Friday, 9 April 2010

Sad day for us proud old punk rockers....

So farewell then Mr McClaren.

As many of the people reading this will know, I am very much a child of the punk revolution. I was a babe-in-arms (well 13ish) when punk really took off in 1977 and it is fair to say it truly changed my life. The music excited and inspired me (it still does incidentally) and it put me on a musical journey that has never ended to this day. I may not look as 'punky' as I used to but in my heart that is what I still am.

Therefore I was sad to hear yesterday of the death of Malcolm McClaren, the svengali manager of the pioneering punks The Sex Pistols.

He may have been a bit of a wide boy and a player (although to be fair he never pretended to be anything else) but this guy had a massive influence on all the lives of those of us who believe punk truly changed our lives forever.

My own favourite band, The Stranglers, may have pre-dated them (and American heroes The Ramones certainly did) but it was The Sex Pistols that propelled punk to the surface and as a result many of the bands we all know and love got deals, made records and the rest as they say is history. Glorious, unpredictable history.
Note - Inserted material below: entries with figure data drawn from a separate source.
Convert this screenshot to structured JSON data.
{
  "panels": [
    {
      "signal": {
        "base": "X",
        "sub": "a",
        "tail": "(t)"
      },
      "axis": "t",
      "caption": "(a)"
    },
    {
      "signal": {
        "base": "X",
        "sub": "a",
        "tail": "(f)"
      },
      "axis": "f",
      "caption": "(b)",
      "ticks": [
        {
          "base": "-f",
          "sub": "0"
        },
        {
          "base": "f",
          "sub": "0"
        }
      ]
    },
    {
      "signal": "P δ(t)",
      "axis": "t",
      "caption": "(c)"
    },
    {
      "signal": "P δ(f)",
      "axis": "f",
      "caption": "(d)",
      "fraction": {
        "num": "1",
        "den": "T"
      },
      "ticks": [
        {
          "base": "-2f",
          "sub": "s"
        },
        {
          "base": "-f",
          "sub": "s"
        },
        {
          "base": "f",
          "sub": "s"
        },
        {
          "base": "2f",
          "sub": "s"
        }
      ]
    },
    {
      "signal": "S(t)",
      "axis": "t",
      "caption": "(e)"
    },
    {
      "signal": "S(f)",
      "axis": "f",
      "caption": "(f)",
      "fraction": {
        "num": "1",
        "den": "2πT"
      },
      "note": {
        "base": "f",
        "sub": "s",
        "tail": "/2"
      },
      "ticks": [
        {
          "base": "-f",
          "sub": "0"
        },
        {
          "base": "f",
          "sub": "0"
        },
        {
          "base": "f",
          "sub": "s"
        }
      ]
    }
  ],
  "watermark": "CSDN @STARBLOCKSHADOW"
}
This sad death has also prompted some great punk nostalgia. Nicky Campbell on Radio Five this morning was talking about his punk days (he called himself Nic-O-Tine in 1977) and he talked about his first 'pogo'. I can still remember mine – I was on holiday with a friend, Nigel, in Prestatyn in 1978 and I bounced up and down on the spot to Five Minutes by The Stranglers and Ca Plane Pour Moi by Belgian pop-punkster Plastic Betrand. Bouncing up and down on the spot..yep, we called that dancing. Happy days.

To be honest I would never list The Sex Pistols in my 'best ever' bands list (when I saw them again a couple of years ago on their comeback tour I realised they had made four killer singles and a couple of cracking album tracks but there was a lot of 'filler' too) but, like every pop fan who acknowledges The Beatles I know the debt I owe to those boys. And they simply wouldn't have broken through without Malcolm's guiding (manipulating?) hand.

So farwell Mr C. A genuine original. A genuine character. A genuine loss.